Now is not exactly the best time for business owners, families – or any average earner for that matter – to invest in a new vehicle that meets the emission standards of a newly expanded ULEZ.

Those who can’t upgrade their vehicles will be burdened with a £3,000 annual fee for travelling within the zone. It’s a hefty price tag that two-thirds of residents have labelled an ‘unaffordable’ ‘cash-grab’ put in place by ‘eco-obsessed’ Sadiq Khan.

So far, 11 of the 19 London councils newly added to the ULEZ are considering legal action on behalf of their residents. It wouldn’t be surprising to see that number climb in the coming months.

The UK government is attempting to pacify residents and business owners with its largest-ever grant scheme, worth a massive £110 million. It will assist eligible individuals to scrap or trade in their old vehicles for environmentally friendly alternatives.

This all sounds rather bleak, but in the spirit of playing devil’s advocate… could there be an upside here?

An unfair rule or a necessary adaptation for a better future?

Given that I don’t drive, rely on a vehicle for work, or even have my license for that matter, I’ll admit that bias will likely influence my next argument.

But like most people concerned with London’s air pollution, ever-growing global greenhouse gas emissions, and the general state of the planet – I can’t help but feel that the move to rid our roads of high-emitting vehicles was inevitable.

Here come some stats to help paint the picture.

The transport sector currently accounts for 30 percent of global carbon emissions. At least 70 percent of these transport emissions are caused by cars, vans, lorries, buses, and other vehicles.

In London specifically, road transport is responsible for 28 percent of all carbon emissions produced by the capital. The environmental impact of vehicles was highlighted massively throughout the pandemic when London’s total CO2 emissions dropped by 59 percent during its first lockdown.

Still, it’s hard to ignore how Sadiq Khan may have got expanding the ULEZ wrong.
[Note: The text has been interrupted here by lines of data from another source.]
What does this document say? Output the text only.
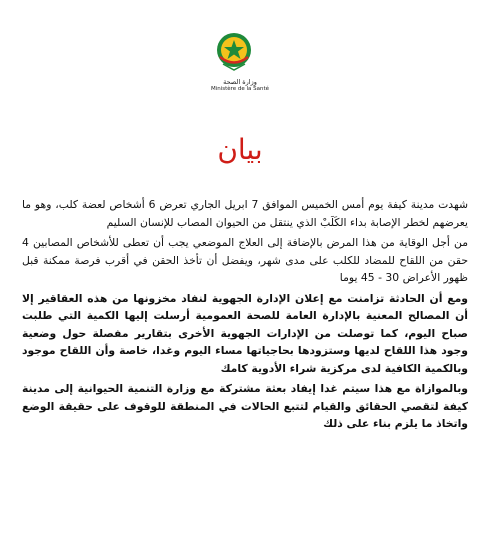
وزارة الصحة
Ministère de la Santé
بيان

شهدت مدينة كيفة يوم أمس الخميس الموافق 7 ابريل الجاري تعرض 6 أشخاص لعضة كلب، وهو ما يعرضهم لخطر الإصابة بداء الكَلَبْ الذي ينتقل من الحيوان المصاب للإنسان السليم

من أجل الوقاية من هذا المرض بالإضافة إلى العلاج الموضعي يجب أن تعطى للأشخاص المصابين 4 حقن من اللقاح للمضاد للكلب على مدى شهر، ويفضل أن تأخذ الحقن في أقرب فرصة ممكنة قبل ظهور الأعراض 30 - 45 يوما

ومع أن الحادثة تزامنت مع إعلان الإدارة الجهوية لنفاد مخزونها من هذه العقاقير إلا أن المصالح المعنية بالإدارة العامة للصحة العمومية أرسلت إليها الكمية التي طلبت صباح اليوم، كما توصلت من الإدارات الجهوية الأخرى بتقارير مفصلة حول وضعية وجود هذا اللقاح لديها وستزودها بحاجياتها مساء اليوم وغدا، خاصة وأن اللقاح موجود وبالكمية الكافية لدى مركزية شراء الأدوية كامك

وبالموازاة مع هذا سيتم غدا إيفاد بعثة مشتركة مع وزارة التنمية الحيوانية إلى مدينة كيفة لتقصي الحقائق والقيام لتتبع الحالات في المنطقة للوقوف على حقيقة الوضع واتخاذ ما يلزم بناء على ذلك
Moving 5 million drivers away from high-emitting vehicles requires a lot of pre-planning that seems to have been overlooked.

If local residents should lean into electric vehicles (EVs), there needs to be a matched supply of electric vehicles available for sale. At the moment, the demand for EVs is higher than the supply due to still-lingering supply chain issues.

Even if there was enough stock, Londoners would need an abundance of strategically placed charging stations located across the city. But poor planning and slow implementation mean there are only 45,000 stations available across the entire UK.

Finally, for diesel truck drivers – of which there are 30,000 in London – Auto Traders reports having only 5,181 vans that meet London’s low-emission criteria available for sale.

Basically, the enforcement of the ULEZ is a hot mess. While it might force emission levels in the city down, it going to take many already-struggling businesses down with it.

Only time will tell if government grants and action will be enough to smooth over the chaos.